7 With so many channels, it’s not always clear to people what they should pay attention to. No one can get their own work done if they’re monitoring Slack for “context” all day.
8 Furthermore, when a senior leader chimes in on Slack to give an opinion about something, it may not be clear to the real problem owner what they are accountable for. Leading? Following? Responding? The stakes can feel too high. The rightful owner can be disempowered.
9 Speaking only for myself, Slack as a medium accommodates my greatest strength and weakness: I am a very fast creator and consumer of words. I can read everything and interfere with things when I don’t mean to, and before I’m aware that I’ve done so.
10 This can give me deep knowledge of an area before it is appropriate for me to have deep knowledge of it (if it ever even is). That makes it harder for people to let the inherent messiness of invention play out. Some work is not ready for input, but I can still give it.
11 Every few weeks, I have to diligently unsubscribe from a bunch of channels so I don’t inadvertently mess with work in progress before it’s ready. That can feel frustrating, like I put myself in a position of getting a diminished signal. But the truth is it works better.
12 Then there’s the “every post is a megaphone” phenomenon. Not every post is ready to be a megaphone. When one well-intentioned person (IC, manager, or executive) posts “I heard a rumor that X; is X true?”
13 Even if X isn’t true, the team now has to deal with the broad perception that X is true, just because someone posted that a it is. That noise takes time and energy that would be better spent elsewhere.

This is tough when an IC does it, and crushing when an executive does.
14 In an email-first culture, people use fewer megaphones because it feels more intrusive to do so. It IS more intrusive to do so.
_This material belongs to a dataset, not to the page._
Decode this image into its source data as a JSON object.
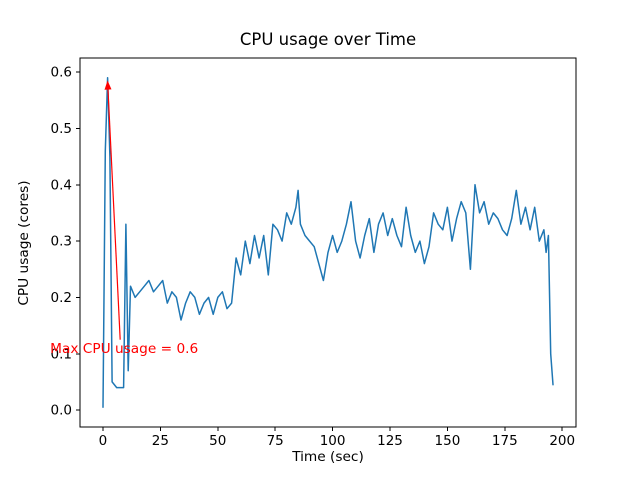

When I write an email that you are on, you specifically get a notification. Not so in Slack! So people use the megaphone more.
15 Because everything is a megaphone, you also end up with the question of who gets a voice. As with any public square, some people are louder, more entitled and confident voices. What about the people who aren't? How are they heard?
16 If you're a confident voice, it can feel like the public square is open to everyone equally. But having equal access to the text box does not mean that people feel equal access to use it.

Slack can amplify the loudest voices + make it even harder for quieter ones to show up.
17 Email is not perfect either, and there is a lot we gain in using Slack. @jensenharris + I have spent a lot of time talking about what an experience would look like that combined these modes into something more manageable. We’re not there today.